题目:
Write an efficient algorithm that searches for a value in an m x n matrix. This matrix has the following properties:
- Integers in each row are sorted from left to right.
- The first integer of each row is greater than the last integer of the previous row.
For example,
Consider the following matrix:
[ [1, 3, 5, 7], [10, 11, 16, 20], [23, 30, 34, 50] ]

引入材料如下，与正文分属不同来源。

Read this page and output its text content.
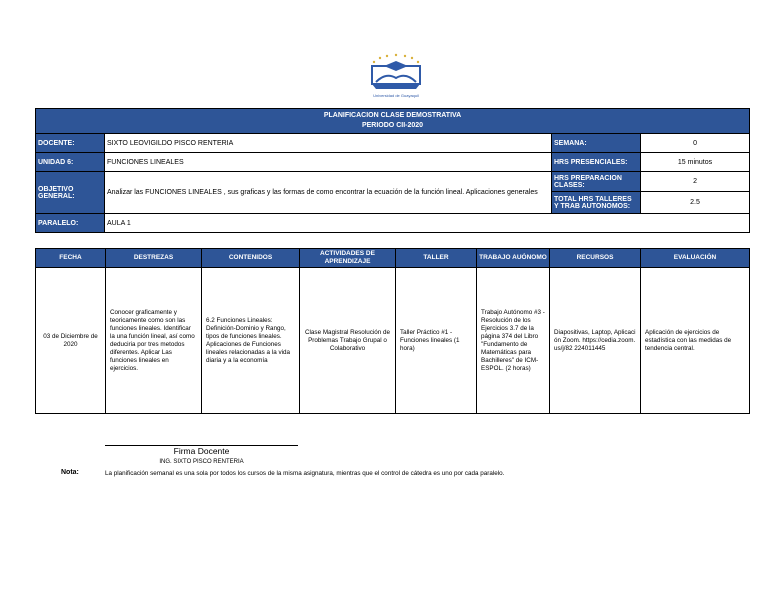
Universidad de Guayaquil
PLANIFICACION CLASE DEMOSTRATIVA
PERIODO CII-2020			

DOCENTE:	SIXTO LEOVIGILDO PISCO RENTERIA	SEMANA:	0
UNIDAD 6:	FUNCIONES LINEALES	HRS PRESENCIALES:	15 minutos
OBJETIVO GENERAL:	Analizar las FUNCIONES LINEALES , sus graficas y las formas de como encontrar la ecuación de la función lineal. Aplicaciones generales	HRS PREPARACION CLASES:	2
		TOTAL HRS TALLERES Y TRAB AUTONOMOS:	2.5
PARALELO:	AULA 1		
FECHA	DESTREZAS	CONTENIDOS	ACTIVIDADES DE APRENDIZAJE	TALLER	TRABAJO AUÓNOMO	RECURSOS	EVALUACIÓN
03 de Diciembre de 2020	Conocer graficamente y teoricamente como son las funciones lineales. Identificar la una función lineal, así como deduciria por tres metodos diferentes. Aplicar Las funciones lineales en ejercicios.	6.2 Funciones Lineales: Definición-Dominio y Rango, tipos de funciones lineales. Aplicaciones de Funciones lineales relacionadas a la vida diaria y a la economía	Clase Magistral Resolución de Problemas Trabajo Grupal o Colaborativo	Taller Práctico #1 - Funciones lineales (1 hora)	Trabajo Autónomo #3 - Resolución de los Ejercicios 3.7 de la página 374 del Libro "Fundamento de Matemáticas para Bachilleres" de ICM-ESPOL. (2 horas)	Diapositivas, Laptop, Aplicación Zoom. https://cedia.zoom.us/j/82 224011445	Aplicación de ejercicios de estadística con las medidas de tendencia central.
Firma Docente
ING. SIXTO PISCO RENTERIA
Nota:	La planificación semanal es una sola por todos los cursos de la misma asignatura, mientras que el control de cátedra es uno por cada paralelo.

Given target = 3, return true.
思路:
思路1:二分法确定target可能在第几行出现。再用二分法在该行确定target可能出现的位置。时间复杂度O(logn+logm) 思路2:从右上角元素开始遍历,每次遍历中若与target相等则返回true;若小于则行向下移动;若大于则列向左移动。时间复杂度m+n
代码:
思路1:
class Solution {
public:
bool searchMatrix(vector<vector<int> > &matrix, int target) {
int left = 0;
int right = matrix.size()-1;
if(left != right)
{
while(left<=right)
{
int middle = left + (right-left)/2;
if(matrix[middle][0] < target)
{
left = middle+1;
}
else if(matrix[middle][0] > target)
{
right = middle-1;
}
else
{
return true;
}
}
}
if(right == -1)
{
return false;
}
else
{
int row = right;
int left = 0;
int right = matrix[row].size()-1;
while(left<=right)
{
int middle = left + (right-left)/2;
if(matrix[row][middle] < target)
{
left = middle+1;
}
else if(matrix[row][middle] > target)
{
right = middle-1;
}
else
{
return true;
}
}
return false;
}
}
};
思路2:
class Solution {
public:
bool searchMatrix(vector<vector<int> > &matrix, int target) {
int i =matrix.size()-1; int j=0;
int n = matrix.size(); int m = matrix[0].size();
while(i>=0&&j<m)
{
if(matrix[i][j]==target)
{
return true;
}
else if(matrix[i][j]<target)
{
j++;
}
else
{
i--;
}
}
return false;
}
};